Further preferably, the azide compounds described in step (8) are phenylazide, to methyl azide benzene, a nitroazide Benzene, adjacent chlorine phenylazide or adjacent hydroxyl phenylazide.
Further preferably, the detailed process of step (1) is:3,4- 3,5-dimethoxybenzoic alcohols are added to solvent acetic acid acid anhydride In, 0 DEG C of dropwise addition nitric acid is cooled to, stirring reaction liquid is warming up to room temperature, acetic anhydride is removed under reduced pressure after reaction completely after dripping, The pH for adding saturated sodium carbonate solution regulation reaction solution is neutrality, with dichloromethane extractive reaction liquid, is evaporated off obtaining after solvent 2- nitro -4,5- 3,5-dimethoxybenzoic alcohols.
Further preferably, the detailed process of step (2) is:2- nitro -4,5- 3,5-dimethoxybenzoic alcohols are added to solvent In benzene, potassium permanganate, cupric sulfate pentahydrate and potassium hydroxide are added, back flow reaction is heated to, after TLC monitoring raw material reactions completely Reaction solution is poured into frozen water, the pH that reaction solution is adjusted with glacial acetic acid is 9, with chloroform extractive reaction liquid, is evaporated off obtaining after solvent 2- nitro -4,5- dimethoxybenzoic acids, wherein 2- nitros -4,5- 3,5-dimethoxybenzoic alcohol, potassium permanganate, cupric sulfate pentahydrate with The mass ratio of potassium hydroxide is 20:15:1.5:5.

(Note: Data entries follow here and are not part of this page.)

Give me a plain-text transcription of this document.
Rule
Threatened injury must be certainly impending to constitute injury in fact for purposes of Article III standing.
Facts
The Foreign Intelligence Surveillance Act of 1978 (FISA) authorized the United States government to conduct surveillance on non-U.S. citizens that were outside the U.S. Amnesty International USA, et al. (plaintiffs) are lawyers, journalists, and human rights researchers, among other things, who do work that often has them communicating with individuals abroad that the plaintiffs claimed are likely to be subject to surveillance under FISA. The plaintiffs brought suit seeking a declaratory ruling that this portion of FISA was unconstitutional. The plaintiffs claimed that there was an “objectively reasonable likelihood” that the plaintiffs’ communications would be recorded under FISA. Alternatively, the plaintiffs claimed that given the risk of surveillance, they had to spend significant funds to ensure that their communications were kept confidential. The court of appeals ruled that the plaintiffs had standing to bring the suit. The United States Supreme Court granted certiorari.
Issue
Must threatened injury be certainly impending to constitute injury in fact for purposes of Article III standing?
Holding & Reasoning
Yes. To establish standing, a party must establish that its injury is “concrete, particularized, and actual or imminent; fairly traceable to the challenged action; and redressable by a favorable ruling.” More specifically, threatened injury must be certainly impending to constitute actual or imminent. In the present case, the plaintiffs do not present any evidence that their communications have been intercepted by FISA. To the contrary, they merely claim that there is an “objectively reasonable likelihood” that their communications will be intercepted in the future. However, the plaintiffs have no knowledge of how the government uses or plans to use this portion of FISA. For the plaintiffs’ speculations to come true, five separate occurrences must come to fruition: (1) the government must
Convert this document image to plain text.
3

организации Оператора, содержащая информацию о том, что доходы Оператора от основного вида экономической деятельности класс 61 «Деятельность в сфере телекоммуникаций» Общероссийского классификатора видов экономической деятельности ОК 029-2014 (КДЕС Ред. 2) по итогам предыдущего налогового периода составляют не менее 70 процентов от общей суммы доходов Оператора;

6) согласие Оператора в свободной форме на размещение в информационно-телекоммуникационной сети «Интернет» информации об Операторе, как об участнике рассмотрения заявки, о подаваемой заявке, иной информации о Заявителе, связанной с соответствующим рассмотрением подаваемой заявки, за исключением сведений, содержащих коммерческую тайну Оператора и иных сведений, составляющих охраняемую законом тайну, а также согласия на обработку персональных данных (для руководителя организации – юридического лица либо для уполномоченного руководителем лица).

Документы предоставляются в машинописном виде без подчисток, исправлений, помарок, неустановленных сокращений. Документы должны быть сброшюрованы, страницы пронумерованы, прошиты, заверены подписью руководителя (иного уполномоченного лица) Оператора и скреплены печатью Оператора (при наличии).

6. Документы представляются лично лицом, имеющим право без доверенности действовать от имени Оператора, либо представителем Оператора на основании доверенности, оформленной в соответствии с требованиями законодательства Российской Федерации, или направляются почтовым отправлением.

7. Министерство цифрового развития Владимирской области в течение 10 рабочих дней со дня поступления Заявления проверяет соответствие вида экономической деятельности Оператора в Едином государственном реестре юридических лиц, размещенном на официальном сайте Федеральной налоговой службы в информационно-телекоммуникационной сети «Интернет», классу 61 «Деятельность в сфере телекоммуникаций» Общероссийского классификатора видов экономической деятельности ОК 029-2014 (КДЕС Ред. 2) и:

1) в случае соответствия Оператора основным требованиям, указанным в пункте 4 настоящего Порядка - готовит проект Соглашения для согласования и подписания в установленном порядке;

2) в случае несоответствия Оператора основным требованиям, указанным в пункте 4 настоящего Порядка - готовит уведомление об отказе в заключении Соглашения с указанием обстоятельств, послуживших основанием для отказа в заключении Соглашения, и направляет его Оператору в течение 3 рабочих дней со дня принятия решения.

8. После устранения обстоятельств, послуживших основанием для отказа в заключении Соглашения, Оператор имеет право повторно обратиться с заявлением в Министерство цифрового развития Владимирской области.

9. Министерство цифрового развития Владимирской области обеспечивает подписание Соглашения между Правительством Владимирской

Further preferably, the detailed process of step (3) is:2- nitro -4,5- dimethoxybenzoic acids are added to solvent In methanol, hydrazine hydrate and Raney's nickel are added, nitrogen protection reaction system is warming up to 50 DEG C of reactions, and TLC monitoring raw materials have reacted Entirely, filtering reacting liquid, is evaporated off solvent methanol and obtains 2- amino -4,5- dimethoxybenzoic acids, wherein 2- nitros -4,5- dimethoxy The mass ratio of yl benzoic acid, hydrazine hydrate and Raney's nickel is 16:105:0.4.
Further preferably, the detailed process of step (4) is:2- amino -4,5- dimethoxybenzoic acids and formamide are added Enter the in the mixed solvent to ethanol and benzene, add catalyst ammonium formate, back flow reaction, TLC prisons are heated under nitrogen protection Control raw material reaction complete, be evaporated off after solvent, wash, extraction is evaporated off solvent and obtains 6,7-dimethoxyquinazolin-4(3H)-one, wherein The volume ratio of the in the mixed solvent ethanol and benzene of ethanol and benzene is 1:3.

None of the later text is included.